LINEのAIをLINE WORKSの中へ 自然なUXで
ここで、LINE AIカンパニーCEOである砂金信一郎氏が登壇し、LINE WORKSのAI戦略について解説してくれた。AIと一口に言っても、さまざまな種類がある。もちろんLINEもスタンプのレコメンデーションや広告表示の最適化に利用するAIを作っている。しかし、今回は音声やテキスト、映像、画像を認識をしたり、生成するテクノロジーについて紹介してくれた。
「LINEアプリにも文字認識の機能があります。われわれのAIは、しわくちゃのレシートも読み取れるので、経費精算が楽になります。また、なぜか日本の請求書は会社ごとにフォーマットバラバラで文字を読み取るのがけっこう大変です。われわれは日本ではどういうものが流通してるのかをAIに学習させて、重要な情報をきちんとデジタル化するという技術を作ってきました」(砂金氏)
スライドには動画からAIが人物を認識している様子が表示された。オフィス内の録画を解析し、人がどこにいるのか、テーブルや椅子がどこにあるのかを判別しているのだ。このAIをレストランで使えば空席状況がわかるし、オフィスで使えば会議室の利用状況がわかる。

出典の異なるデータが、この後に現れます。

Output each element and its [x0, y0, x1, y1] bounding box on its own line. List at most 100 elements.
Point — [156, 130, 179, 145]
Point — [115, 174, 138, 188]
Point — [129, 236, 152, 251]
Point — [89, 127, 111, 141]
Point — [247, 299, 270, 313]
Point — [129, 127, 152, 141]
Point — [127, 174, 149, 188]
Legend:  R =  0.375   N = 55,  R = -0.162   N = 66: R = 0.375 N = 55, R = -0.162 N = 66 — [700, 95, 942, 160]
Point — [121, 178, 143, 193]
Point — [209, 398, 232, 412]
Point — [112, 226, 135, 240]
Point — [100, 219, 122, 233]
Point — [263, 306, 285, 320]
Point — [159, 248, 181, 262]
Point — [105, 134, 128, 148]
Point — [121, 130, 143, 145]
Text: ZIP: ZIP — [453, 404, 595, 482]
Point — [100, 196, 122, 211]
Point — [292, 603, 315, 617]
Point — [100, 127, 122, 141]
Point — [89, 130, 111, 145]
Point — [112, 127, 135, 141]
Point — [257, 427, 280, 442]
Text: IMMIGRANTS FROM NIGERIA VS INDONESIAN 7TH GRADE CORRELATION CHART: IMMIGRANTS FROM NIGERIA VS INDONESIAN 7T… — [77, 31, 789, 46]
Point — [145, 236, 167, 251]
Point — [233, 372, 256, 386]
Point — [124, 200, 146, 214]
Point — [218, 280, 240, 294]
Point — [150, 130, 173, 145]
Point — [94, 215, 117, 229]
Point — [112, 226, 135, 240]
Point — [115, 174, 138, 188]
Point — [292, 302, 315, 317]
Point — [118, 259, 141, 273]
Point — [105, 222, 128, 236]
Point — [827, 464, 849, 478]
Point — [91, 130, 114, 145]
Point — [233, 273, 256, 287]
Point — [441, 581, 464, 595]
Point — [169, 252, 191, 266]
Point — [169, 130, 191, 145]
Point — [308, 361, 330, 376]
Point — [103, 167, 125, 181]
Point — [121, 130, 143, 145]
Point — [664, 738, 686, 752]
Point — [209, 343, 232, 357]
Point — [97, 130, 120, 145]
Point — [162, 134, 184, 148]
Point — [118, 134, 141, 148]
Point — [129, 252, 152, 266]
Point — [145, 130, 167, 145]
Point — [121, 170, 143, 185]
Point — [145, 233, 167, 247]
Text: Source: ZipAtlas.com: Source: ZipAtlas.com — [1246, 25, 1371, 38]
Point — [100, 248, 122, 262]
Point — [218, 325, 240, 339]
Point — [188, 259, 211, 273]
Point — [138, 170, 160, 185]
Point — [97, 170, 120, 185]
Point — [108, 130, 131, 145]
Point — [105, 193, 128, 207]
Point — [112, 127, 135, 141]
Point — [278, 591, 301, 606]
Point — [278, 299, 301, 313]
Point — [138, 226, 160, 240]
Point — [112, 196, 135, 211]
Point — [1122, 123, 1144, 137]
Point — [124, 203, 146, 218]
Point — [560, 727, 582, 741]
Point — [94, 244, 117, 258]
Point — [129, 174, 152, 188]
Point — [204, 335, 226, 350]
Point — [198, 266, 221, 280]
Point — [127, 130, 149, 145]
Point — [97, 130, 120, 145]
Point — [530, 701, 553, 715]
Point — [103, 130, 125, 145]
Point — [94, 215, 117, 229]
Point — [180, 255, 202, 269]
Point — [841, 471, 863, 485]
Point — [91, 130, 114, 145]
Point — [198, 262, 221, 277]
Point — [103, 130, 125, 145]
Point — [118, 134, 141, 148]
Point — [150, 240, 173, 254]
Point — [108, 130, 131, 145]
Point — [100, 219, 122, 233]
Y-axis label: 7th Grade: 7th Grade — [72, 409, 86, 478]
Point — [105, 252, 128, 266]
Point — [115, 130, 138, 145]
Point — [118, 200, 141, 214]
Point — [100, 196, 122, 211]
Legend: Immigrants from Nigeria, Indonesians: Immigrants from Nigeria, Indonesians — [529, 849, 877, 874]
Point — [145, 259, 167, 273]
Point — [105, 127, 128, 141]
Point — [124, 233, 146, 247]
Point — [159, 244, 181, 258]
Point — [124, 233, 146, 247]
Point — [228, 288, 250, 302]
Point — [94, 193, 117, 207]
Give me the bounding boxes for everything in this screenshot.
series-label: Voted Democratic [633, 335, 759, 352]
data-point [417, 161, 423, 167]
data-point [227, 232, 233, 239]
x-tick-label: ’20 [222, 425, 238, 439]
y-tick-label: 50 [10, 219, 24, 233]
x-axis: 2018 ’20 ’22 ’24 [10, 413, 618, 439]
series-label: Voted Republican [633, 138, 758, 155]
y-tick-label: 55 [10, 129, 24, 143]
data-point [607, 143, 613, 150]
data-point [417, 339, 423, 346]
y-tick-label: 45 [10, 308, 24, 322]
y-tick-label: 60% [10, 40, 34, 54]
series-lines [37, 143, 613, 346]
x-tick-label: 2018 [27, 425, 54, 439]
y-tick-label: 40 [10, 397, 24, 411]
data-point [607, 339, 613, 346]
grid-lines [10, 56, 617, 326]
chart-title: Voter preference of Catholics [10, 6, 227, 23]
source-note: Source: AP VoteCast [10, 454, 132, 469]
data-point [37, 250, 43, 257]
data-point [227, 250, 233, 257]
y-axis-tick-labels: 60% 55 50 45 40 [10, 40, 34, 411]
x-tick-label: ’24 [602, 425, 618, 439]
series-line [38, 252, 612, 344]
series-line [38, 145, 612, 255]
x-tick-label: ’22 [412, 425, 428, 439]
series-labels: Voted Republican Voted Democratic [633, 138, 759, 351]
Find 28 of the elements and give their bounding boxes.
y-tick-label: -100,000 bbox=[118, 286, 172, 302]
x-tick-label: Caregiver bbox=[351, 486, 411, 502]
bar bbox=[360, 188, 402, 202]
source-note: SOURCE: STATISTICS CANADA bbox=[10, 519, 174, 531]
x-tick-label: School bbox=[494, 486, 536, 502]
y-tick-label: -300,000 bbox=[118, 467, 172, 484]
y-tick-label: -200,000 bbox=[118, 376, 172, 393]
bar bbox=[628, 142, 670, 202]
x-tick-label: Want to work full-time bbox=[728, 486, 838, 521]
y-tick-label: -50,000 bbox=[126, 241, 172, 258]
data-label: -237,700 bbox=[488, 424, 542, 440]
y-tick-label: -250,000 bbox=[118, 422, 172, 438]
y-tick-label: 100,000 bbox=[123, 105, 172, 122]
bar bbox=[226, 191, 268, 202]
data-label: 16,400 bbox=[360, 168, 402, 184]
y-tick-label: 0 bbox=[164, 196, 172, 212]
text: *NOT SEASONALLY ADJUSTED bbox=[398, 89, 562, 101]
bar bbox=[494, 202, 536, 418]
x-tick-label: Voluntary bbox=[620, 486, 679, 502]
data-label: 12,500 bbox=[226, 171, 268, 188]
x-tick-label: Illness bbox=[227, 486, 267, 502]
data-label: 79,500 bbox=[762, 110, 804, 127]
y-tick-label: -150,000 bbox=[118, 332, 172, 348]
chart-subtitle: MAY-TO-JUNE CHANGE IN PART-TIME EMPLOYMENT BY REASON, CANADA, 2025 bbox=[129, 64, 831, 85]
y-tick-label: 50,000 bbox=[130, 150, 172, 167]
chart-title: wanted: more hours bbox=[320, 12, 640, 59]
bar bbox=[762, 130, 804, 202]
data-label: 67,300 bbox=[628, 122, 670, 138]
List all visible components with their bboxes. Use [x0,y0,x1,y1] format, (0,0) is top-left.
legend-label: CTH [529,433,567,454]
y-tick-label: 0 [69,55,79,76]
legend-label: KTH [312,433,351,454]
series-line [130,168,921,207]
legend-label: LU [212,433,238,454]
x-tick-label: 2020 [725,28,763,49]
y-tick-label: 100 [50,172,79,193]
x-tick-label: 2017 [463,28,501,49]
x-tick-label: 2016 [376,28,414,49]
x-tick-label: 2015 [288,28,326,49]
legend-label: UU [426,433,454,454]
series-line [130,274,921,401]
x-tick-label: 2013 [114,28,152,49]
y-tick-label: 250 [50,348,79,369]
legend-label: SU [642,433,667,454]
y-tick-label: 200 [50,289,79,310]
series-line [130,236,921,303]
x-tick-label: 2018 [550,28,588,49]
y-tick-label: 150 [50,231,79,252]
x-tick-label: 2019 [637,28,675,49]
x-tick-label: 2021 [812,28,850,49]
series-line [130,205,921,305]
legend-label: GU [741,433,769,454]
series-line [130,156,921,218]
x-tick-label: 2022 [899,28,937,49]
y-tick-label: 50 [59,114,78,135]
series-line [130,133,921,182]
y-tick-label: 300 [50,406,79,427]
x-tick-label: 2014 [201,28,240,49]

画像と動画だけでなく、音声のAIもリリースしている。すでにスマホのアプリストアで公開されている「Clova Note」というアプリだ。人が話している言葉を録音し、テキストへの書き起こしをしてくれるのが特徴。複数の人が話すような会議でも、話者分離という技術で誰が何を話したかまで分析してくれるのだ。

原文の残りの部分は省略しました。